Request for Disability Accommodations and/or Accessibility Information

Burial ground by hills

In her talk, Sarah Keyes will present her new interpretation of the mid-nineteenth century overland migration to the Pacific. In popular mythology, the Overland Trail is typically a triumphant tale, with plucky easterners crossing the Plains in caravans of covered wagons. But not everyone reached Oregon and California. Some 6,600 migrants perished along the way and were buried where they fell, often on Indigenous land. As Keyes will illuminate, their graves ultimately became the seeds of U.S. expansion. By the 1850s, cholera epidemics, ordinary diseases, and violence had remade the Trail into an American burial ground. In subsequent decades, U.S. officials and citizens leveraged Trail graves to claim Native ground. Meanwhile, Indigenous peoples pointed to their own sacred burial grounds to dispute these same claims and maintain their land. Dr. Keyes places death at the center of the history of the Overland Trail and, in doing so, offers a sweeping and long overdue reinterpretation of this historic touchstone. 

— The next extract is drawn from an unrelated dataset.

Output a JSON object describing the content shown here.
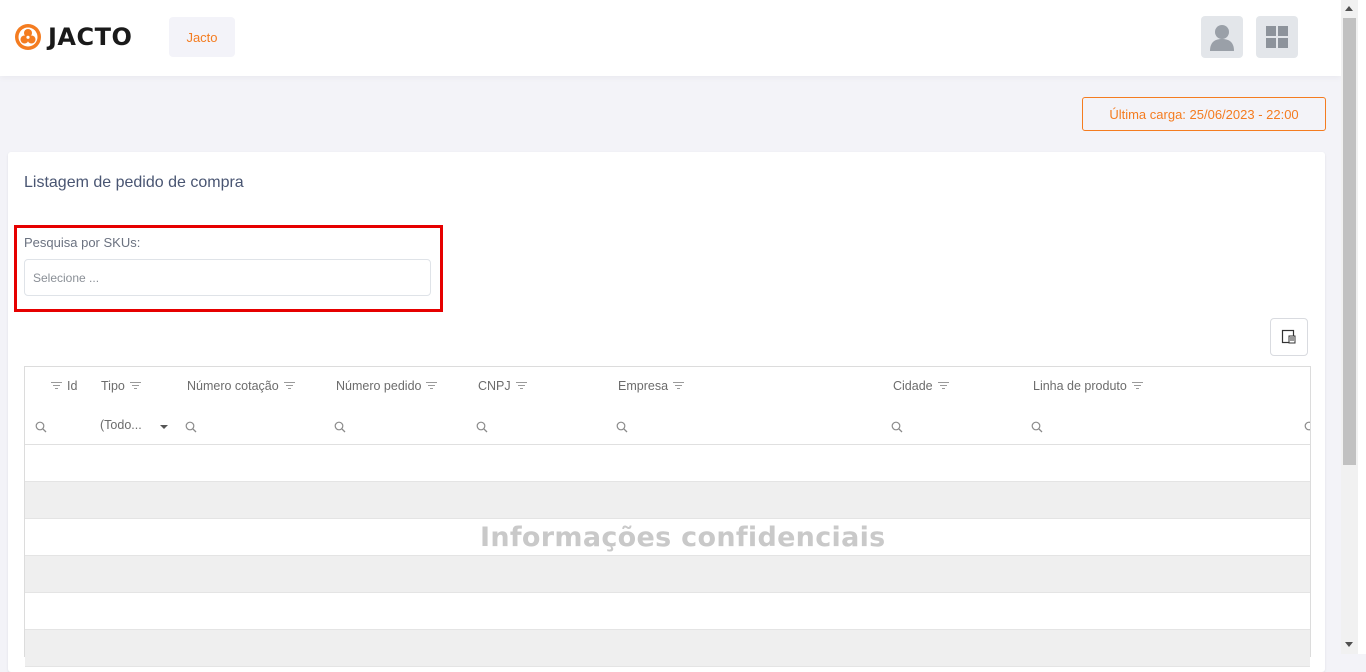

Headshot of speaker Sarah Keyes

Sarah Keyes is currently an Associate Professor of history at the University of Nevada, Reno. She earned her B.A. from Pomona College and her Ph.D. from the University of Southern California. After earning her PhD, she spent a year as a Postdoctoral Fellow with The Bill Lane Center for the American West. Keyes’s work has been published in multiple scholarly journals including the Journal of American History and the Western Historical Quarterly. She has also written for The Washington Post and been featured on the History Channel. In 2023 Keyes published her first book, American Burial Ground: A New History of the Overland Trail, with the University of Pennsylvania Press.